The contents of the variable economic can be shown in a table.

kable(economic)
EVTYPE PROPDMG CROPDMG TOTAL
164 FLOOD 144657709807 5661968450 150319678257
406 HURRICANE/TYPHOON 69305840000 2607872800 71913712800
830 TORNADO 56925660790 414953270 57340614060
666 STORM SURGE 43323536000 5000 43323541000
238 HAIL 15727367053 3025537890 18752904943
147 FLASH FLOOD 16140812067 1421317100 17562129167
88 DROUGHT 1046106000 13972566000 15018672000
397 HURRICANE 11868319010 2741910000 14610229010
586 RIVER FLOOD 5118945500 5029459000 10148404500
424 ICE STORM 3944927860 5022113500 8967041360

Next, the plot of top economic damage by event type is created.

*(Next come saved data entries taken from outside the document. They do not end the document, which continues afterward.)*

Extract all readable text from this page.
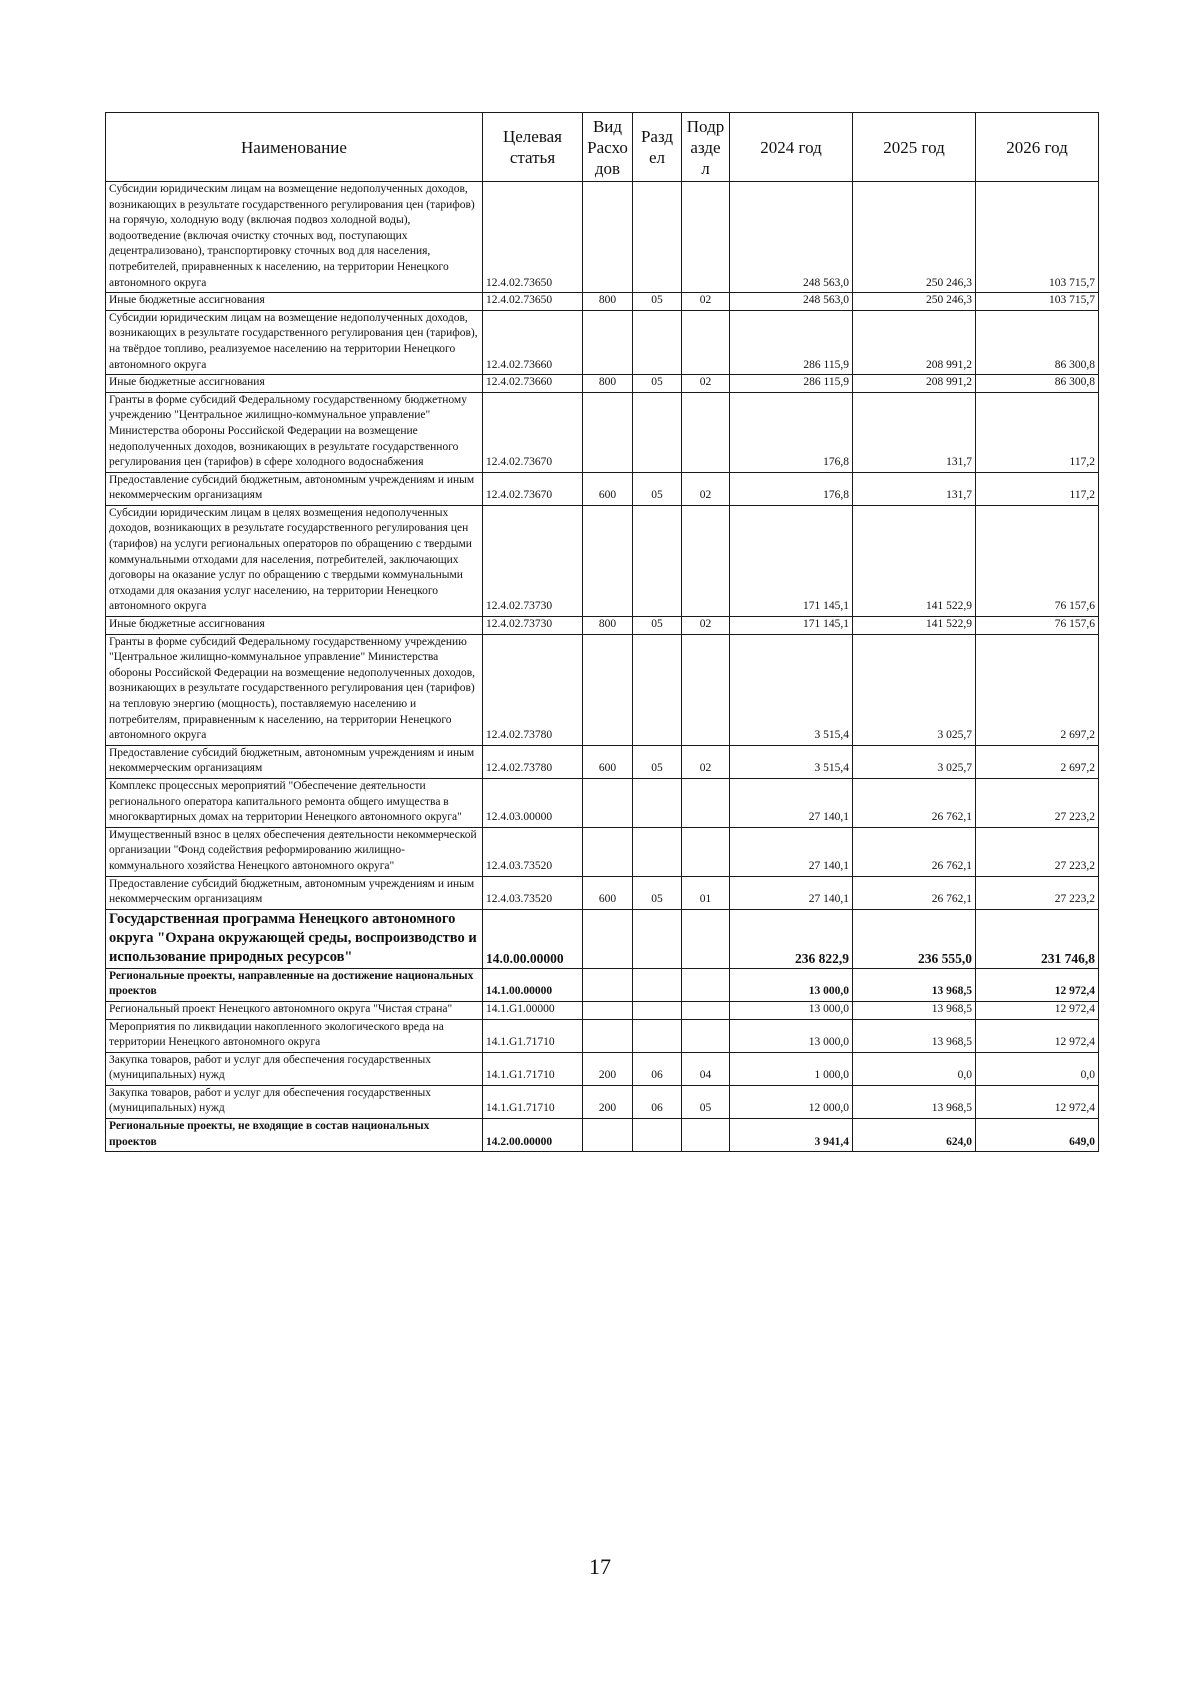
Наименование	Целевая статья	Вид Расхо дов	Разд ел	Подр азде л	2024 год	2025 год	2026 год
Субсидии юридическим лицам на возмещение недополученных доходов, возникающих в результате государственного регулирования цен (тарифов) на горячую, холодную воду (включая подвоз холодной воды), водоотведение (включая очистку сточных вод, поступающих децентрализовано), транспортировку сточных вод для населения, потребителей, приравненных к населению, на территории Ненецкого автономного округа	12.4.02.73650				248 563,0	250 246,3	103 715,7
Иные бюджетные ассигнования	12.4.02.73650	800	05	02	248 563,0	250 246,3	103 715,7
Субсидии юридическим лицам на возмещение недополученных доходов, возникающих в результате государственного регулирования цен (тарифов), на твёрдое топливо, реализуемое населению на территории Ненецкого автономного округа	12.4.02.73660				286 115,9	208 991,2	86 300,8
Иные бюджетные ассигнования	12.4.02.73660	800	05	02	286 115,9	208 991,2	86 300,8
Гранты в форме субсидий Федеральному государственному бюджетному учреждению "Центральное жилищно-коммунальное управление" Министерства обороны Российской Федерации на возмещение недополученных доходов, возникающих в результате государственного регулирования цен (тарифов) в сфере холодного водоснабжения	12.4.02.73670				176,8	131,7	117,2
Предоставление субсидий бюджетным, автономным учреждениям и иным некоммерческим организациям	12.4.02.73670	600	05	02	176,8	131,7	117,2
Субсидии юридическим лицам в целях возмещения недополученных доходов, возникающих в результате государственного регулирования цен (тарифов) на услуги региональных операторов по обращению с твердыми коммунальными отходами для населения, потребителей, заключающих договоры на оказание услуг по обращению с твердыми коммунальными отходами для оказания услуг населению, на территории Ненецкого автономного округа	12.4.02.73730				171 145,1	141 522,9	76 157,6
Иные бюджетные ассигнования	12.4.02.73730	800	05	02	171 145,1	141 522,9	76 157,6
Гранты в форме субсидий Федеральному государственному учреждению "Центральное жилищно-коммунальное управление" Министерства обороны Российской Федерации на возмещение недополученных доходов, возникающих в результате государственного регулирования цен (тарифов) на тепловую энергию (мощность), поставляемую населению и потребителям, приравненным к населению, на территории Ненецкого автономного округа	12.4.02.73780				3 515,4	3 025,7	2 697,2
Предоставление субсидий бюджетным, автономным учреждениям и иным некоммерческим организациям	12.4.02.73780	600	05	02	3 515,4	3 025,7	2 697,2
Комплекс процессных мероприятий "Обеспечение деятельности регионального оператора капитального ремонта общего имущества в многоквартирных домах на территории Ненецкого автономного округа"	12.4.03.00000				27 140,1	26 762,1	27 223,2
Имущественный взнос в целях обеспечения деятельности некоммерческой организации "Фонд содействия реформированию жилищно-коммунального хозяйства Ненецкого автономного округа"	12.4.03.73520				27 140,1	26 762,1	27 223,2
Предоставление субсидий бюджетным, автономным учреждениям и иным некоммерческим организациям	12.4.03.73520	600	05	01	27 140,1	26 762,1	27 223,2
Государственная программа Ненецкого автономного округа "Охрана окружающей среды, воспроизводство и использование природных ресурсов"	14.0.00.00000				236 822,9	236 555,0	231 746,8
Региональные проекты, направленные на достижение национальных проектов	14.1.00.00000				13 000,0	13 968,5	12 972,4
Региональный проект Ненецкого автономного округа "Чистая страна"	14.1.G1.00000				13 000,0	13 968,5	12 972,4
Мероприятия по ликвидации накопленного экологического вреда на территории Ненецкого автономного округа	14.1.G1.71710				13 000,0	13 968,5	12 972,4
Закупка товаров, работ и услуг для обеспечения государственных (муниципальных) нужд	14.1.G1.71710	200	06	04	1 000,0	0,0	0,0
Закупка товаров, работ и услуг для обеспечения государственных (муниципальных) нужд	14.1.G1.71710	200	06	05	12 000,0	13 968,5	12 972,4
Региональные проекты, не входящие в состав национальных проектов	14.2.00.00000				3 941,4	624,0	649,0
17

economic$EVTYPE <-factor(economic$EVTYPE,
                                  levels=economic[order(economic$TOTAL),
                                                  "EVTYPE"])

ggplot(economic, aes(x=EVTYPE, y=TOTAL)) + 
  geom_bar(stat='identity', position='dodge') +
  theme(axis.text.x = element_text(angle = 90, hjust = 1)) + 
  ggtitle('Top economic damage by event type') +
  coord_flip()

This plot shows the total economic damage per event type. The x axis describes the total damage in USD, EVTYPE describes the event type that causes this damage.

As seen in the table and plot above, floods and hurricanes/typhoons cause most economic damage. This is followed by tornados, storm surges and hails.